She Also Served: A woman veteran spotlight with Cassie Wells

This content is sponsored by American Military University.

Cassie Wells, who grew up in a small town in Oregon, had big ambitions early in life, deciding right after high school that she “needed to do something more.”

“I was working two or three jobs and I really wasn’t happy,” Wells said. “I just wanted something that I could be proud of.”

That is when she went to a recruiter’s office and joined the Marines.

In many instances, when someone chooses a career path in the military, they have immediate family members who’ve been involved in that world and are accustomed to that life, but that was not the case with Wells.

She set out to have her own military journey, and she did it independently.

“It was pretty surreal,” Wells said. “It was something that I didn’t think I could achieve.”

While it did take some time, her family eventually embraced it.

“My mom was terrified,” Wells explained. “ She was definitely nervous but she was the biggest supporter after she got over that initial fear. She was so proud of it, everyone in town knew I was a Marine whether they wanted to know or not.”

A career in the Marines

Wells served in the Marines from 2011 through 2020, starting as a technician who maintained and repaired electronic systems used for communications.

She traveled to numerous locations around the world, including Japan and the Philippines.

“It was a huge thing for me to grow and develop confidence in myself,” Wells said.

Her biggest accomplishment, the one she said she’s most proud of, was becoming a criminal investigator for the Marines.

Wells was in that role for about four years, working with law enforcement officials both inside and outside the military in an effort to investigate crimes committed by service members and civilians who became entangled in government-related offenses.

“That was something I had worked really hard to do,” said Wells, noting the lengthy and highly-selective application process. “It was an incredibly challenging job but I loved every second of it.”

Finding AMU

Wells was still in the military when she started seeking out higher education, looking for a school that provided a good fit given her hectic schedule.

She said the flexible, online courses at American Military University are what drew her there.

Wells attended AMU during the height of the coronavirus pandemic, when in-person schools were forced to close their doors and turn to remote learning.
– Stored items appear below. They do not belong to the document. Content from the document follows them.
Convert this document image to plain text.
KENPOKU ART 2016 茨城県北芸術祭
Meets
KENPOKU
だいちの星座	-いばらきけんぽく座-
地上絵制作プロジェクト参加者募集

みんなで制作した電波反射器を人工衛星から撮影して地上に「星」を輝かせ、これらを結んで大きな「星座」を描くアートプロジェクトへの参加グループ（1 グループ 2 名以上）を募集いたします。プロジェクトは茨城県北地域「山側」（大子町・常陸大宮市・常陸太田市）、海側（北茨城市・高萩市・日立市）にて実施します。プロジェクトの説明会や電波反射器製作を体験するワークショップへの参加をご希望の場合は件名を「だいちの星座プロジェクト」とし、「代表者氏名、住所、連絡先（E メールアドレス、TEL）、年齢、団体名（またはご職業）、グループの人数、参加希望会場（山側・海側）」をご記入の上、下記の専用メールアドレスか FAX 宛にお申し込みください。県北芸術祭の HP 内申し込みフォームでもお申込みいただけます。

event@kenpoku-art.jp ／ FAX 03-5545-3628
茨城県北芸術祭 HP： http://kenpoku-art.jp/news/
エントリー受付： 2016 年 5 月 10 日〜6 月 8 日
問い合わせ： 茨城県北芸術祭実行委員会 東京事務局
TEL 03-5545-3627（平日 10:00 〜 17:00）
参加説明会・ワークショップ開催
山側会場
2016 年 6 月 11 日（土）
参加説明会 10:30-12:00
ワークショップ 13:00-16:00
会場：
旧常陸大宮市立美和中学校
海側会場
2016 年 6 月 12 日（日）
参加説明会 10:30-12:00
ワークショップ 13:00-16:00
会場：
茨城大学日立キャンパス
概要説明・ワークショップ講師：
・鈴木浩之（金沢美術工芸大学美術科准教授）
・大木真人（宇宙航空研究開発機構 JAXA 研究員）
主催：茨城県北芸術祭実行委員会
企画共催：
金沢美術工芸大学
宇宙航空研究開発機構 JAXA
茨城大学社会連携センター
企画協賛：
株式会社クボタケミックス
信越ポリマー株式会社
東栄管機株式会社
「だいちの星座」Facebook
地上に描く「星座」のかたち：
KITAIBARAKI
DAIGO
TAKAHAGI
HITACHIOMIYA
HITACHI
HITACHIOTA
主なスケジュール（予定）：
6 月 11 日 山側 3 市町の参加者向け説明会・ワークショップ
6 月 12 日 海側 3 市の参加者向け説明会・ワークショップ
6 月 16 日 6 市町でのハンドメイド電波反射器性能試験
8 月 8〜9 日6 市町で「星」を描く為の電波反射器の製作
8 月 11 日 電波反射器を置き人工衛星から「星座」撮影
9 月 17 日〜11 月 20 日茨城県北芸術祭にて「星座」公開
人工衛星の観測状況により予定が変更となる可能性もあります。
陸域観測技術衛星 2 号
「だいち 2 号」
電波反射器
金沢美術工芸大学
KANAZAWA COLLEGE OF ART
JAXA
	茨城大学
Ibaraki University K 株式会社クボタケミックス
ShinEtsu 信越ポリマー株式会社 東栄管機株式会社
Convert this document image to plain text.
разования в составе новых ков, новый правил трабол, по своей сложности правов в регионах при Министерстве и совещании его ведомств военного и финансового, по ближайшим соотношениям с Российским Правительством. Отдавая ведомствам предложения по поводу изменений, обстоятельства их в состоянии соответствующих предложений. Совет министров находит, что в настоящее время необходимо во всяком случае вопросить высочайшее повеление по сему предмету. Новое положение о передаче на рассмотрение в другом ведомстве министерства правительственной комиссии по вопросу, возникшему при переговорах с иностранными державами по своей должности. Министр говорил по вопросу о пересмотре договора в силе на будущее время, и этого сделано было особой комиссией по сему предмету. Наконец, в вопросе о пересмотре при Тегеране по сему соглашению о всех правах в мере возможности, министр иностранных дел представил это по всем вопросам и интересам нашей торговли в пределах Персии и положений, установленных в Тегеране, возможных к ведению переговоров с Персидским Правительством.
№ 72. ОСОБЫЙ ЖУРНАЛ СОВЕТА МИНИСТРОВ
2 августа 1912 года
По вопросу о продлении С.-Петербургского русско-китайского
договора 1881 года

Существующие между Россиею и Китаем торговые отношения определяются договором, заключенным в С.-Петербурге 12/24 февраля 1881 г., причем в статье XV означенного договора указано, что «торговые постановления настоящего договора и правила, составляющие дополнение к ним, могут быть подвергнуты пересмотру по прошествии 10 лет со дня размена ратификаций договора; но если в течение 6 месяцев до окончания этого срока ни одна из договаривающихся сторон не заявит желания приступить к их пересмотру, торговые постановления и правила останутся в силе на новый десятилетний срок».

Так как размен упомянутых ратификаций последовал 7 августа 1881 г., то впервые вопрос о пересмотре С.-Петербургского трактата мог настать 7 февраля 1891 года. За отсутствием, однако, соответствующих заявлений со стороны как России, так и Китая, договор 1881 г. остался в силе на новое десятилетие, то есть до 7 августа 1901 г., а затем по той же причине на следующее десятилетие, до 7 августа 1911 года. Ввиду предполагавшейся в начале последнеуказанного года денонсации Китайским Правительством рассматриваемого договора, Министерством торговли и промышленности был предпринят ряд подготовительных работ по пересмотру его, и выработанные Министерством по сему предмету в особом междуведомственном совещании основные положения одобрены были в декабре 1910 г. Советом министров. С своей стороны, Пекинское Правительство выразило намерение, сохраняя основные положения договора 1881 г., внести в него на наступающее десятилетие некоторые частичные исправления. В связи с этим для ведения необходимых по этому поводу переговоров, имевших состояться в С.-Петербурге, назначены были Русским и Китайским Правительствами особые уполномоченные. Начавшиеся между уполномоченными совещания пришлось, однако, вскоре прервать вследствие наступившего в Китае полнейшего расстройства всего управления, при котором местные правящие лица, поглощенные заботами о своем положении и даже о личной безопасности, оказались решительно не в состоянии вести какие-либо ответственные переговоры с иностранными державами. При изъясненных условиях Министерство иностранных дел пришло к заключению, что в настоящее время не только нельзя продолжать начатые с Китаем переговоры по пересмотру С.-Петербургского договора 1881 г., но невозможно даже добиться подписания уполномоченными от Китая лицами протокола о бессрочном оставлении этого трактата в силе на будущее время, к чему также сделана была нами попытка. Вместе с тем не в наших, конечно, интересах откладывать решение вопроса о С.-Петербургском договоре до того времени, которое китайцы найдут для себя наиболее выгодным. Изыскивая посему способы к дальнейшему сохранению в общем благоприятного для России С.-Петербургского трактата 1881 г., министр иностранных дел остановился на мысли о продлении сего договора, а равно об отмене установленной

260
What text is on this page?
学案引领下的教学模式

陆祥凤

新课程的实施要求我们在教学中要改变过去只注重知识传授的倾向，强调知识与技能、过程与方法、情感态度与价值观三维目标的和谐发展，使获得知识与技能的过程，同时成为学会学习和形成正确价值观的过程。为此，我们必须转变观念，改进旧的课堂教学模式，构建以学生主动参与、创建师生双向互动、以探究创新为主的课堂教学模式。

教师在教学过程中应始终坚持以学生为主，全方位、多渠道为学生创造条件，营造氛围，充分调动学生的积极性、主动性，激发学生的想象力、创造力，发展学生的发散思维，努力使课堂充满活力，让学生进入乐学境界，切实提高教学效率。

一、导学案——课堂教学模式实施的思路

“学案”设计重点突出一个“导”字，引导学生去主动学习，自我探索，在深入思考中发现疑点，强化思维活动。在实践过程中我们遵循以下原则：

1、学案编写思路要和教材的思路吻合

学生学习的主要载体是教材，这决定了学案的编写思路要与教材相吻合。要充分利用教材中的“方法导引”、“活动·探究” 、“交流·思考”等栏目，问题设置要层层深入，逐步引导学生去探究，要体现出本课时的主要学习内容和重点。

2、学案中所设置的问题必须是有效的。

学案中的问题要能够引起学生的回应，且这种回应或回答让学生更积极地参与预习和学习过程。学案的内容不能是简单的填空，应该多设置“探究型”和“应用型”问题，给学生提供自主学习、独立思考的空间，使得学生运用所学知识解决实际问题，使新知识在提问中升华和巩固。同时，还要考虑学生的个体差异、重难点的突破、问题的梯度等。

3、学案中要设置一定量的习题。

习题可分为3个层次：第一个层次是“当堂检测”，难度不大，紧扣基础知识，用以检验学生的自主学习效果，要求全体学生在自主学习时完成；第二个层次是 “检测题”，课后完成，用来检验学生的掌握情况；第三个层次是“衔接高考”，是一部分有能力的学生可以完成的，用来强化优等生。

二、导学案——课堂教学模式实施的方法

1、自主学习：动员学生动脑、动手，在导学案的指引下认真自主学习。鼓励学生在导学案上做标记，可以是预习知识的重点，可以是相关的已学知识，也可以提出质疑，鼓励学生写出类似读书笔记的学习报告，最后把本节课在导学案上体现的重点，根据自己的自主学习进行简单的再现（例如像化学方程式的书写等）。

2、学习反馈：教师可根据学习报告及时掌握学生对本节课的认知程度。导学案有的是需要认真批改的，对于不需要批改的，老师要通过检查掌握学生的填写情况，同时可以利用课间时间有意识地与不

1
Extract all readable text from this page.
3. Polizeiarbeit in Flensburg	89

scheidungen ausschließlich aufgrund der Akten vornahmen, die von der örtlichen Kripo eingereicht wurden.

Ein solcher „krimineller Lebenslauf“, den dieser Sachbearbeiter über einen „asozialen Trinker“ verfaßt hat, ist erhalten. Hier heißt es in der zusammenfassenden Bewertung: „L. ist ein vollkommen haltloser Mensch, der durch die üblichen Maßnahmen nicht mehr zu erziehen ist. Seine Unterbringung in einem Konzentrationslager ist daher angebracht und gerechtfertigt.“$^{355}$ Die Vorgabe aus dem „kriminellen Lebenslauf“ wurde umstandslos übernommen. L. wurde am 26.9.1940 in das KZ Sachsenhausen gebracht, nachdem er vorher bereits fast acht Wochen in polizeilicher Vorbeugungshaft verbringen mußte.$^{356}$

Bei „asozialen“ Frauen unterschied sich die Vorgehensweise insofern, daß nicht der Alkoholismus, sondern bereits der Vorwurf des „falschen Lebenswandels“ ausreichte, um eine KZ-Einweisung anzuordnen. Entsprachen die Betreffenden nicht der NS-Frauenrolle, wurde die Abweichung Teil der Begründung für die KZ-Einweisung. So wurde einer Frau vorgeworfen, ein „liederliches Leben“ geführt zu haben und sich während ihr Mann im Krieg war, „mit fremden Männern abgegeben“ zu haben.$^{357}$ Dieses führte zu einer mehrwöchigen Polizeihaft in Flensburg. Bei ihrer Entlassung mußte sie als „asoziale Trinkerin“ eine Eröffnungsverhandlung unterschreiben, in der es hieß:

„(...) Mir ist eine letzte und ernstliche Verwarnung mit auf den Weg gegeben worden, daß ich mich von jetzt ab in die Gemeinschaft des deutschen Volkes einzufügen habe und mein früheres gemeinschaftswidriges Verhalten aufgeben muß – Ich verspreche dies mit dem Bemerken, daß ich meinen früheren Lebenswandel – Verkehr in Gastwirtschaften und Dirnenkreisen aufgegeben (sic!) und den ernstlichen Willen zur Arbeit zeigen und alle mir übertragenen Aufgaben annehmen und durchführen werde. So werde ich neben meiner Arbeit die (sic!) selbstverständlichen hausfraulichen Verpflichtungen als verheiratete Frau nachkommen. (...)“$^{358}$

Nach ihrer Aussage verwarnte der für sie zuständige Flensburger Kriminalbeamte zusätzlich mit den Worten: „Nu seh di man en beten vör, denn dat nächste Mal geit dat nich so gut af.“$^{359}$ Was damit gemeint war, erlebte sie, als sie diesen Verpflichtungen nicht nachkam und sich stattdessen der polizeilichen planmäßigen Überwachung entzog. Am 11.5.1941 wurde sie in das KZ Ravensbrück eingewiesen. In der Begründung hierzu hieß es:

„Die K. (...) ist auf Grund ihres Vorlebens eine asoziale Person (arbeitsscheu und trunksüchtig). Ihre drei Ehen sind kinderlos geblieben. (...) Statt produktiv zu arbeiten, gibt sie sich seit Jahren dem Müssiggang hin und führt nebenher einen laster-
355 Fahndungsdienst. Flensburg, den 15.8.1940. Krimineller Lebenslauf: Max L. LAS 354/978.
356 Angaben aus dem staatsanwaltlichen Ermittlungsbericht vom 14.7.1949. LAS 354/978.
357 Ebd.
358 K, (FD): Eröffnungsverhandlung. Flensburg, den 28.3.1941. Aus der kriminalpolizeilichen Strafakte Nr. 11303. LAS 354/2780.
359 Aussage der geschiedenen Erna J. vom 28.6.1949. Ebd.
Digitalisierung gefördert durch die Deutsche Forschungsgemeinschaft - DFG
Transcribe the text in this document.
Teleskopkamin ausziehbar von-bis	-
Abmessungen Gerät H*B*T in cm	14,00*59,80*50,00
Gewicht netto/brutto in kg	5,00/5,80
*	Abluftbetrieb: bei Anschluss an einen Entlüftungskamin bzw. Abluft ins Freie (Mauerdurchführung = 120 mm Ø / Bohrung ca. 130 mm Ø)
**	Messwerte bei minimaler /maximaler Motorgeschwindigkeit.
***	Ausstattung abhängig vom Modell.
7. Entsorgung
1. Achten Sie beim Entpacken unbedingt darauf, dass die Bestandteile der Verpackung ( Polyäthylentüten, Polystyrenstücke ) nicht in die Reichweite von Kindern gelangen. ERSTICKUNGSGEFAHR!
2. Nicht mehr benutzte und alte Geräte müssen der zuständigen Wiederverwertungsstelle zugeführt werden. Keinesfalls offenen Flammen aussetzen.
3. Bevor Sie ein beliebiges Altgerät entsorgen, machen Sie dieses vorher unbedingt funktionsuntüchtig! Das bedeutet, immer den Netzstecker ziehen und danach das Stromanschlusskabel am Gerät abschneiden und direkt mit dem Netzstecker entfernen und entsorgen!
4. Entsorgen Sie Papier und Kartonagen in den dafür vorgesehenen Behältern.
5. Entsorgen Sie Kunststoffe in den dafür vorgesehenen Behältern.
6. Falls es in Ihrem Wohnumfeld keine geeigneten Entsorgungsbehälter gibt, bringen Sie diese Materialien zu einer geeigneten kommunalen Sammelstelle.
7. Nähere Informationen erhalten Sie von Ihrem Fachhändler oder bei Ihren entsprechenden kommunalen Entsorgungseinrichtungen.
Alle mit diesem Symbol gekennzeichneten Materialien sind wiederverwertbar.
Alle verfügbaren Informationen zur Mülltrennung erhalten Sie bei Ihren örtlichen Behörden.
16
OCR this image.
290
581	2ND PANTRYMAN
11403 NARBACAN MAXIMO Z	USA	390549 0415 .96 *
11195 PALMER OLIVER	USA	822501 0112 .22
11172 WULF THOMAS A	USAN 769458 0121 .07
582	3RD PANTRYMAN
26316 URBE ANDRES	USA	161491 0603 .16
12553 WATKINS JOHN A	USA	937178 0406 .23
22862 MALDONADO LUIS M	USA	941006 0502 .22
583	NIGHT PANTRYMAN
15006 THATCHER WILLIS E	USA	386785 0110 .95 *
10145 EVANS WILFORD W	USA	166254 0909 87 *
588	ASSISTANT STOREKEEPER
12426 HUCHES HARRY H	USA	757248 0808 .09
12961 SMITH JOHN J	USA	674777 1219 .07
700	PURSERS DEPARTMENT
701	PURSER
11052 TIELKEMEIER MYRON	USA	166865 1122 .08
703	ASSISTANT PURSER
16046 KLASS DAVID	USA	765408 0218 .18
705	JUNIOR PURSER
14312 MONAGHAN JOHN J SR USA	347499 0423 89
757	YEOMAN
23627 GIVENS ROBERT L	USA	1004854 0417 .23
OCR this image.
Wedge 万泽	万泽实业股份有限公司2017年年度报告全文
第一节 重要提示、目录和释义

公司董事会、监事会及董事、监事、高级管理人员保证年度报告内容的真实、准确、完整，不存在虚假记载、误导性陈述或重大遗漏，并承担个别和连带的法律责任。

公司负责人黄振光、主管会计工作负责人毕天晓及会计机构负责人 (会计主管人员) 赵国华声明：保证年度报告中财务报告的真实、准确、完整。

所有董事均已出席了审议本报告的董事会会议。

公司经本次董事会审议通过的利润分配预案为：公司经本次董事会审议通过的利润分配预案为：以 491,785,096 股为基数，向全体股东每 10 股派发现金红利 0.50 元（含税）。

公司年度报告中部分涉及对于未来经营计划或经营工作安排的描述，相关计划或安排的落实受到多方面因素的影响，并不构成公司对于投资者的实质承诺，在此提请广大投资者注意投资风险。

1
Since Wells was already taking classes online, her education was able to continue uninterrupted.

“They have flexible hours, flexible days and a really wide range of classes,” Wells said. “They would offer multiple classes at different times so that was key to me being able to piece together my schedule and actually finish my degree plan.”

Wells had taken various classes at different colleges before attending AMU, so she needed to transfer credits to the school.

Putting all those documents together was not an easy process, but Wells said AMU guided her through it.

“When all of it was done, they said ‘hey your degree plan is ready,’” Wells explained. “I went on there and realized that I already had half of a bachelor’s degree and didn’t even know it. They were the ones that pieced that together and helped me figure that out. That was huge.”

Wells received a bachelor’s degree in psychology from AMU.

She is now at the University of North Carolina at Charlotte, working on a master’s degree in clinical mental health counseling with a focus on substance abuse and addictions.

Why not police work?

Given the extensive criminal justice background Wells developed during her time as an investigator in the Marines, why didn’t she seek a career in law enforcement?

“I’ve always had a fascination with the mental health field,” Wells explained, saying she noticed that people who commit crimes often are in need of mental health treatment.

“I’ve seen just how bad it can get and I really wanted to do something more proactive,” she said. “I wanted to help people before their problems became the worst part of their life or of other peoples’ lives.”

Wells is not sure exactly what she wants to specialize in once her education is done and she becomes a professional mental health counselor.

She just knows she’s on the right path.

“There are so many routes that a career in that field can go it’s almost overwhelming to choose a single area to focus on,” Wells said. “I’m keeping my options open and seeing what comes my way.”